Christian König <ckoenig.leichtzumerken@xxxxxxxxx> · Fri, 16 Apr 2021 09:08:51 +0200




Am 15.04.21 um 22:33 schrieb Andrew Morton:
On Thu, 15 Apr 2021 13:56:24 +0200 "Christian König" <ckoenig.leichtzumerken@xxxxxxxxx> wrote:

@@ -530,6 +525,11 @@ void ttm_pool_fini(struct ttm_pool *pool)
  			for (j = 0; j < MAX_ORDER; ++j)
  				ttm_pool_type_fini(&pool->caching[i].orders[j]);
  	}
+
+	/* We removed the pool types from the LRU, but we need to also make sure
+	 * that no shrinker is concurrently freeing pages from the pool.
+	 */
+	sync_shrinkers();
It isn't immediately clear to me how this works.  ttm_pool_fini() has
already freed all the pages hasn't it?  So why would it care if some
shrinkers are still playing with the pages?

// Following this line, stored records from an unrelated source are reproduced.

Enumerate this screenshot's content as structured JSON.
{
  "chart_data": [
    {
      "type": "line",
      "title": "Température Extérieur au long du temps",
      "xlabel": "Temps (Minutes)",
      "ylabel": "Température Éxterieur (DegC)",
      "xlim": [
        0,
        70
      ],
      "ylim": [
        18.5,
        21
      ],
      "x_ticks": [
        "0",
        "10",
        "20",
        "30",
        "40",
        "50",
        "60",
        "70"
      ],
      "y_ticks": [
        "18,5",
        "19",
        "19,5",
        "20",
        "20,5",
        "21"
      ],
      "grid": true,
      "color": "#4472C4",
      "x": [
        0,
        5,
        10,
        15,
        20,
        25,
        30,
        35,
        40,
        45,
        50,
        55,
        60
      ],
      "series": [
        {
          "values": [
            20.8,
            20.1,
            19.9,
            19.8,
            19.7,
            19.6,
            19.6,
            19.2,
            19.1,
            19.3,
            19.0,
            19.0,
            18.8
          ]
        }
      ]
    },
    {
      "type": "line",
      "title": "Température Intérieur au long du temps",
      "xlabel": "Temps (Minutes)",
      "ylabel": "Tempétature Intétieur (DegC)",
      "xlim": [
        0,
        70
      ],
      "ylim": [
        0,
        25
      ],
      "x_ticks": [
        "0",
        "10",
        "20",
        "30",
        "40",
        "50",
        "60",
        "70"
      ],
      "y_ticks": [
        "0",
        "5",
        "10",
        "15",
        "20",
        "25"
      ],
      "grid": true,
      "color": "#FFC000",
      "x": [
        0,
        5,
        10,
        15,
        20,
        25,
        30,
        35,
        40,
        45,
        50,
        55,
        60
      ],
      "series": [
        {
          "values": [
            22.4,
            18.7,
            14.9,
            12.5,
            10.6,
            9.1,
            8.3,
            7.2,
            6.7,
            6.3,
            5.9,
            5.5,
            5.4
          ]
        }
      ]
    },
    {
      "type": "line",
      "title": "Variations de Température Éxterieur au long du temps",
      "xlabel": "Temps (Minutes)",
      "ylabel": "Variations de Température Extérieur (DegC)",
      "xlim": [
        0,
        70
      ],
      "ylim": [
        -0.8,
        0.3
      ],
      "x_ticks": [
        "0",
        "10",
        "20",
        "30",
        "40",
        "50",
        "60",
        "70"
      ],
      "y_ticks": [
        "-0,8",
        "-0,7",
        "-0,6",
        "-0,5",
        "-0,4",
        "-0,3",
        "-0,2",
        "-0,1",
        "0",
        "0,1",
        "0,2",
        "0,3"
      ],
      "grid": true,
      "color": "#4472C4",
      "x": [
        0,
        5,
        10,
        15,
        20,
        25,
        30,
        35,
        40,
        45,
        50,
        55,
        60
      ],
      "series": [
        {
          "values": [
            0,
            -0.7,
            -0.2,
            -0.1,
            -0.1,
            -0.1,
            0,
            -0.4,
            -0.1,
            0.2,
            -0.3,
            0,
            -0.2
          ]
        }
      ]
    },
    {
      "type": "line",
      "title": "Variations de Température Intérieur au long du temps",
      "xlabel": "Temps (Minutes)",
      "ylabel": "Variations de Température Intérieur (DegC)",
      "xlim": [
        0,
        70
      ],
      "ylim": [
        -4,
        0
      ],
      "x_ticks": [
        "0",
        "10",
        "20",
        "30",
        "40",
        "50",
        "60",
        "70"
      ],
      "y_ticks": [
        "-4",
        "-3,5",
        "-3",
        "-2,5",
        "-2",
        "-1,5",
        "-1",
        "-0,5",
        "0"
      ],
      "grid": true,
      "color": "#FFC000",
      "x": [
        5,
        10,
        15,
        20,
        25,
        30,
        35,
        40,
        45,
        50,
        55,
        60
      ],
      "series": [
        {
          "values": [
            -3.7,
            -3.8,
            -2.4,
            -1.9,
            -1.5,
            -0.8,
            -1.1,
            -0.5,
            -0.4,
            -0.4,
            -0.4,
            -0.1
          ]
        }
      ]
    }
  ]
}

Yes ttm_pool_fini() has freed up all pages which had been in the pool 
when the function was called.

But the problem is it is possible that a parallel running shrinker has 
taken a page from the pool and is in the process of freeing it up.

When I return here the pool structure and especially the device 
structure are freed while the parallel running shrinker is still using them.

I could go for a design where we have one shrinker per device instead, 
but that would put a bit to much pressure on the pool in my opinion.

Or is it the case that ttm_pool_fini() is assuming that there will be
some further action against these pages, which requires that shrinkers
no longer be accessing the pages and which further assumes that future
shrinker invocations will not be able to look up these pages?

IOW, a bit more explanation about the dynamics here would help!

Sorry, I'm not a native speaker of English and sometimes still have a 
hard time explaining things.

Regards,
Christian.